Hanya saja saya lupa untuk menindaklanjuti suara-suara mereka. Hingga nasehat Bunda Najeela membuat saya kembali tersadar dan membuka kembali lembaran tentang cita-cita mereka di kelas yang sudah tersimpan di rak berbulan-bulan lamanya.
Mengintip kembali tujuan itu seperti membuka lembaran lama, berat dan ngilu rasanya. Terutama ketika menyadari banyak sekali langkah-langkah keliru yang kita ambil. Olimpiade sains yang tujuan utamanya adalah menumbuhkan kecintaan terhadap sains, di tangan saya, berubah menjadi kuliah umum yang pragmatis dan menambah beban kurikulum anak-anak di sekolah.

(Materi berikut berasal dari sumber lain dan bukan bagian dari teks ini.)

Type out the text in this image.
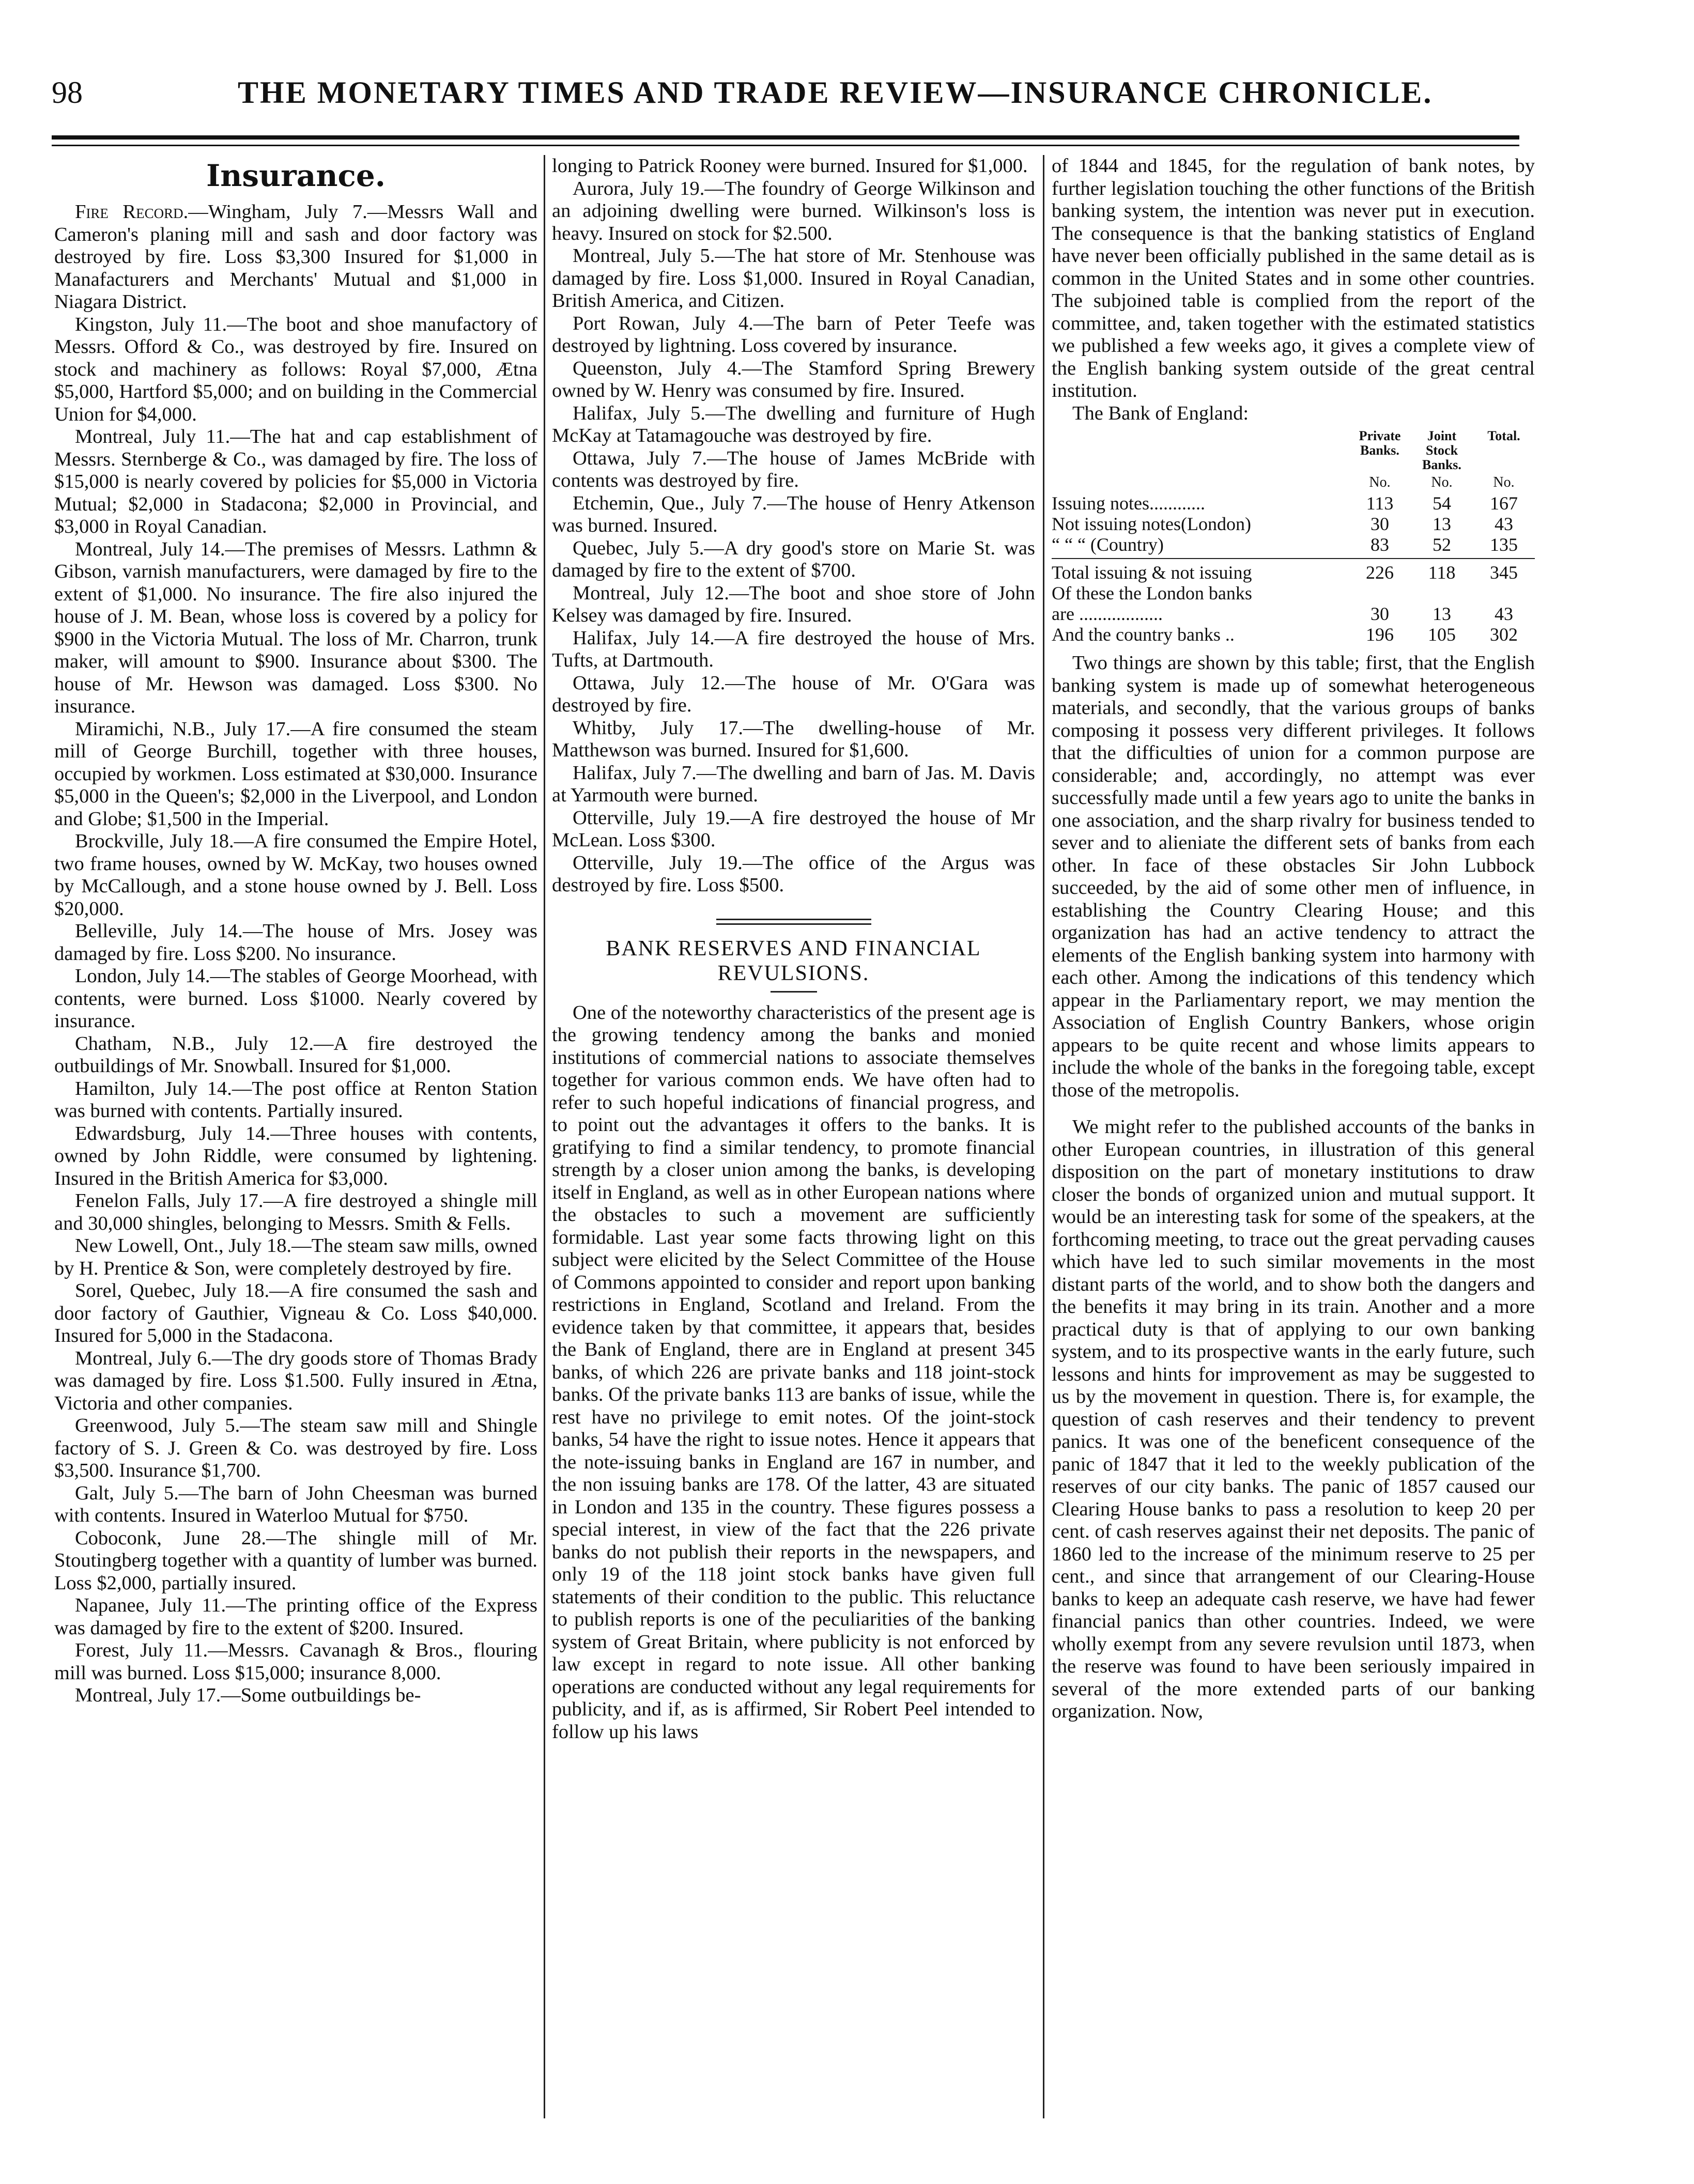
98	THE MONETARY TIMES AND TRADE REVIEW—INSURANCE CHRONICLE.
Insurance.

Fire Record.—Wingham, July 7.—Messrs Wall and Cameron's planing mill and sash and door factory was destroyed by fire. Loss $3,300 Insured for $1,000 in Manafacturers and Merchants' Mutual and $1,000 in Niagara District.

Kingston, July 11.—The boot and shoe manufactory of Messrs. Offord & Co., was destroyed by fire. Insured on stock and machinery as follows: Royal $7,000, Ætna $5,000, Hartford $5,000; and on building in the Commercial Union for $4,000.

Montreal, July 11.—The hat and cap establishment of Messrs. Sternberge & Co., was damaged by fire. The loss of $15,000 is nearly covered by policies for $5,000 in Victoria Mutual; $2,000 in Stadacona; $2,000 in Provincial, and $3,000 in Royal Canadian.

Montreal, July 14.—The premises of Messrs. Lathmn & Gibson, varnish manufacturers, were damaged by fire to the extent of $1,000. No insurance. The fire also injured the house of J. M. Bean, whose loss is covered by a policy for $900 in the Victoria Mutual. The loss of Mr. Charron, trunk maker, will amount to $900. Insurance about $300. The house of Mr. Hewson was damaged. Loss $300. No insurance.

Miramichi, N.B., July 17.—A fire consumed the steam mill of George Burchill, together with three houses, occupied by workmen. Loss estimated at $30,000. Insurance $5,000 in the Queen's; $2,000 in the Liverpool, and London and Globe; $1,500 in the Imperial.

Brockville, July 18.—A fire consumed the Empire Hotel, two frame houses, owned by W. McKay, two houses owned by McCallough, and a stone house owned by J. Bell. Loss $20,000.

Belleville, July 14.—The house of Mrs. Josey was damaged by fire. Loss $200. No insurance.

London, July 14.—The stables of George Moorhead, with contents, were burned. Loss $1000. Nearly covered by insurance.

Chatham, N.B., July 12.—A fire destroyed the outbuildings of Mr. Snowball. Insured for $1,000.

Hamilton, July 14.—The post office at Renton Station was burned with contents. Partially insured.

Edwardsburg, July 14.—Three houses with contents, owned by John Riddle, were consumed by lightening. Insured in the British America for $3,000.

Fenelon Falls, July 17.—A fire destroyed a shingle mill and 30,000 shingles, belonging to Messrs. Smith & Fells.

New Lowell, Ont., July 18.—The steam saw mills, owned by H. Prentice & Son, were completely destroyed by fire.

Sorel, Quebec, July 18.—A fire consumed the sash and door factory of Gauthier, Vigneau & Co. Loss $40,000. Insured for 5,000 in the Stadacona.

Montreal, July 6.—The dry goods store of Thomas Brady was damaged by fire. Loss $1.500. Fully insured in Ætna, Victoria and other companies.

Greenwood, July 5.—The steam saw mill and Shingle factory of S. J. Green & Co. was destroyed by fire. Loss $3,500. Insurance $1,700.

Galt, July 5.—The barn of John Cheesman was burned with contents. Insured in Waterloo Mutual for $750.

Coboconk, June 28.—The shingle mill of Mr. Stoutingberg together with a quantity of lumber was burned. Loss $2,000, partially insured.

Napanee, July 11.—The printing office of the Express was damaged by fire to the extent of $200. Insured.

Forest, July 11.—Messrs. Cavanagh & Bros., flouring mill was burned. Loss $15,000; insurance 8,000.

Montreal, July 17.—Some outbuildings be-

longing to Patrick Rooney were burned. Insured for $1,000.

Aurora, July 19.—The foundry of George Wilkinson and an adjoining dwelling were burned. Wilkinson's loss is heavy. Insured on stock for $2.500.

Montreal, July 5.—The hat store of Mr. Stenhouse was damaged by fire. Loss $1,000. Insured in Royal Canadian, British America, and Citizen.

Port Rowan, July 4.—The barn of Peter Teefe was destroyed by lightning. Loss covered by insurance.

Queenston, July 4.—The Stamford Spring Brewery owned by W. Henry was consumed by fire. Insured.

Halifax, July 5.—The dwelling and furniture of Hugh McKay at Tatamagouche was destroyed by fire.

Ottawa, July 7.—The house of James McBride with contents was destroyed by fire.

Etchemin, Que., July 7.—The house of Henry Atkenson was burned. Insured.

Quebec, July 5.—A dry good's store on Marie St. was damaged by fire to the extent of $700.

Montreal, July 12.—The boot and shoe store of John Kelsey was damaged by fire. Insured.

Halifax, July 14.—A fire destroyed the house of Mrs. Tufts, at Dartmouth.

Ottawa, July 12.—The house of Mr. O'Gara was destroyed by fire.

Whitby, July 17.—The dwelling-house of Mr. Matthewson was burned. Insured for $1,600.

Halifax, July 7.—The dwelling and barn of Jas. M. Davis at Yarmouth were burned.

Otterville, July 19.—A fire destroyed the house of Mr McLean. Loss $300.

Otterville, July 19.—The office of the Argus was destroyed by fire. Loss $500.

BANK RESERVES AND FINANCIAL REVULSIONS.

One of the noteworthy characteristics of the present age is the growing tendency among the banks and monied institutions of commercial nations to associate themselves together for various common ends. We have often had to refer to such hopeful indications of financial progress, and to point out the advantages it offers to the banks. It is gratifying to find a similar tendency, to promote financial strength by a closer union among the banks, is developing itself in England, as well as in other European nations where the obstacles to such a movement are sufficiently formidable. Last year some facts throwing light on this subject were elicited by the Select Committee of the House of Commons appointed to consider and report upon banking restrictions in England, Scotland and Ireland. From the evidence taken by that committee, it appears that, besides the Bank of England, there are in England at present 345 banks, of which 226 are private banks and 118 joint-stock banks. Of the private banks 113 are banks of issue, while the rest have no privilege to emit notes. Of the joint-stock banks, 54 have the right to issue notes. Hence it appears that the note-issuing banks in England are 167 in number, and the non issuing banks are 178. Of the latter, 43 are situated in London and 135 in the country. These figures possess a special interest, in view of the fact that the 226 private banks do not publish their reports in the newspapers, and only 19 of the 118 joint stock banks have given full statements of their condition to the public. This reluctance to publish reports is one of the peculiarities of the banking system of Great Britain, where publicity is not enforced by law except in regard to note issue. All other banking operations are conducted without any legal requirements for publicity, and if, as is affirmed, Sir Robert Peel intended to follow up his laws

of 1844 and 1845, for the regulation of bank notes, by further legislation touching the other functions of the British banking system, the intention was never put in execution. The consequence is that the banking statistics of England have never been officially published in the same detail as is common in the United States and in some other countries. The subjoined table is complied from the report of the committee, and, taken together with the estimated statistics we published a few weeks ago, it gives a complete view of the English banking system outside of the great central institution.

The Bank of England:

Private Banks.
Joint Stock Banks.
Total.
No.	No.	No.
Issuing notes............	113	54	167
Not issuing notes(London)	30	13	43
“ “ “ (Country)	83	52	135
Total issuing & not issuing	226	118	345
Of these the London banks
are ..................	30	13	43
And the country banks ..	196	105	302

Two things are shown by this table; first, that the English banking system is made up of somewhat heterogeneous materials, and secondly, that the various groups of banks composing it possess very different privileges. It follows that the difficulties of union for a common purpose are considerable; and, accordingly, no attempt was ever successfully made until a few years ago to unite the banks in one association, and the sharp rivalry for business tended to sever and to alieniate the different sets of banks from each other. In face of these obstacles Sir John Lubbock succeeded, by the aid of some other men of influence, in establishing the Country Clearing House; and this organization has had an active tendency to attract the elements of the English banking system into harmony with each other. Among the indications of this tendency which appear in the Parliamentary report, we may mention the Association of English Country Bankers, whose origin appears to be quite recent and whose limits appears to include the whole of the banks in the foregoing table, except those of the metropolis.

We might refer to the published accounts of the banks in other European countries, in illustration of this general disposition on the part of monetary institutions to draw closer the bonds of organized union and mutual support. It would be an interesting task for some of the speakers, at the forthcoming meeting, to trace out the great pervading causes which have led to such similar movements in the most distant parts of the world, and to show both the dangers and the benefits it may bring in its train. Another and a more practical duty is that of applying to our own banking system, and to its prospective wants in the early future, such lessons and hints for improvement as may be suggested to us by the movement in question. There is, for example, the question of cash reserves and their tendency to prevent panics. It was one of the beneficent consequence of the panic of 1847 that it led to the weekly publication of the reserves of our city banks. The panic of 1857 caused our Clearing House banks to pass a resolution to keep 20 per cent. of cash reserves against their net deposits. The panic of 1860 led to the increase of the minimum reserve to 25 per cent., and since that arrangement of our Clearing-House banks to keep an adequate cash reserve, we have had fewer financial panics than other countries. Indeed, we were wholly exempt from any severe revulsion until 1873, when the reserve was found to have been seriously impaired in several of the more extended parts of our banking organization. Now,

Tidak ada hal lebih baik melainkan memohon ampun kepada Allah dan kepada anak-anak dengan menyelaraskan apa yang dulu pernah menjadi cita-cita milik bersama. Saya sejak awal berharap agar anak-anak memiliki literasi ilmiah yang baik, menjadi orang yang terampil dalam membaca, menganalisa, dan percaya diri menyampaikan pikirannya. Mereka pun berharap agar mendapat wawasan baru dan keterampilan lab yang tidak diajarkan di kelasnya.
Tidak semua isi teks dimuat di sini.